Now, I know what you're thinking, and so does Fisher: you're thinking, isn't the health insurance market already a free market? Well, first and foremost, no market is free in the definitional sense of the word - this is the main reason that free-market economics continually fails to describe the real world. But, according to Fisher, there's another key difference. "Something like televisions exist in a free market," he says, "because consumers, if they don't like any of the new TVs on the market, can simply keep their old one. If they really don't like the market, they can even forgo owning one altogether." When it comes to health insurance, on the other hand, those of us "with a sense of basic self-preservation [have] no choice but to buy health insurance every single month. You cannot opt out, there are few options to choose from, and it's difficult to know how to price your future risk of injury. So health insurance companies have distorted incentives to innovate or provide a more cost-effective product." The criticisms, such as they are, appear to be these: the insurance market doesn't allow for multiple ownership, doesn't allow for non-participation, isn't transparent in terms of pricing, and therefore induces people to buy an inferior product.

From the way that he writes about this topic, it'd be reasonable to guess that nobody in the history of insurance has ever made an economic calculation and decided not to buy it - after all, there's "no choice but to buy health insurance." Except, people do opt out of the insurance market, and free market proponents are among the loudest reporters of this fact. One statistic, just as an example, says that "17.6 million of the uninsured had annual incomes of more than $50,000 [in 2007] and 9.1 million earned more than $75,000" - I can't help but wonder if there are that many households without TVs. Fisher seems to say that the economic pressure to buy insurance is unique in the experience of U.S. consumers, but he's just wrong: the difference is a matter of degree, not of kind. As for the rest, Fisher would be well-advised to pick his head up and look around. If he doesn't think that every market suffers from a paucity of choice, undereducated consumers, and warped incentives, he isn't qualified to write about economics. I mean, really: how many people walk into an electronics store having actually worked out the value of a television? Even better, how many know the value of each extra inch of screen size, the relative value of HD versus SD, the value of each input and output port, or how much the various warranties are worth? And since all televisions basically do the same thing, there's a real question as to whether consumers have the kind of choice envisioned by free-market theorists - this is the same problem encountered with the eighteen thousand brands of soda that taste just like Coke. The extent of these phenomena may vary from market to market, but it's just absurd to say that markets in general are totally free of these problems.

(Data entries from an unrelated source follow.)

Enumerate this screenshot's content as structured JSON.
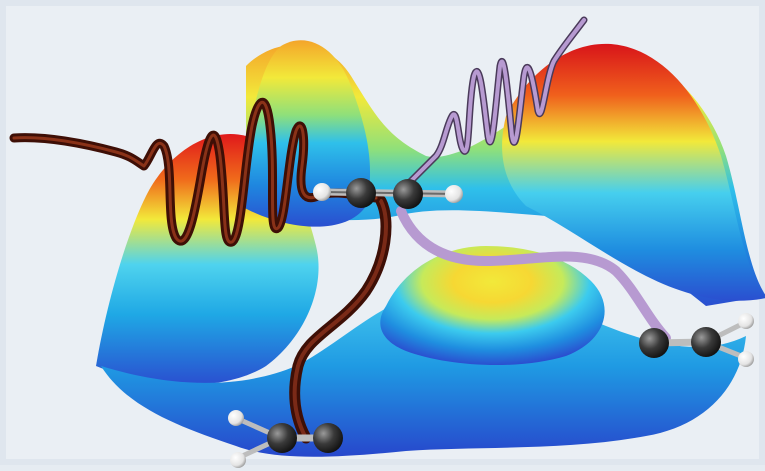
{
  "scene": {
    "description_free": true,
    "colors": {
      "frame_background": "#eaeff4",
      "surface_low": "#2a4fd0",
      "surface_mid_low": "#1fb6e8",
      "surface_mid": "#f2e93a",
      "surface_high": "#e0191b",
      "pulse_dark": "#5a1a0c",
      "pulse_light": "#b79ad1",
      "carbon_atom": "#3a3a3a",
      "hydrogen_atom": "#f2f2f2"
    },
    "icons": {
      "molecule_top": "acetylene-molecule-icon",
      "molecule_bottom_left": "vinylidene-molecule-icon",
      "molecule_right": "vinylidene-molecule-icon"
    }
  }
}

As a rule, markets with really succesful companies are going to be markets with "distorted incentives" - Fisher could equally be complaining about the auto industry or the recording industry or the oil industry when he goes on and on about unfree markets. If I had to guess, his proposed solution to this problem would actually work: having an effective government-run health care system certainly would put pressure on private insurers. But would it make the market more free? I neither know nor care, especially if everyone uses the word "free" as haphazardly as Fisher does. Despite his unyielding pursuit of it, market freedom can only be an instrumental good at best; I would take (and Fisher should be thrilled to accept) an unfree, but fair and effective and sustainable, system over one that's just economically free. But try explaining that to a zombie.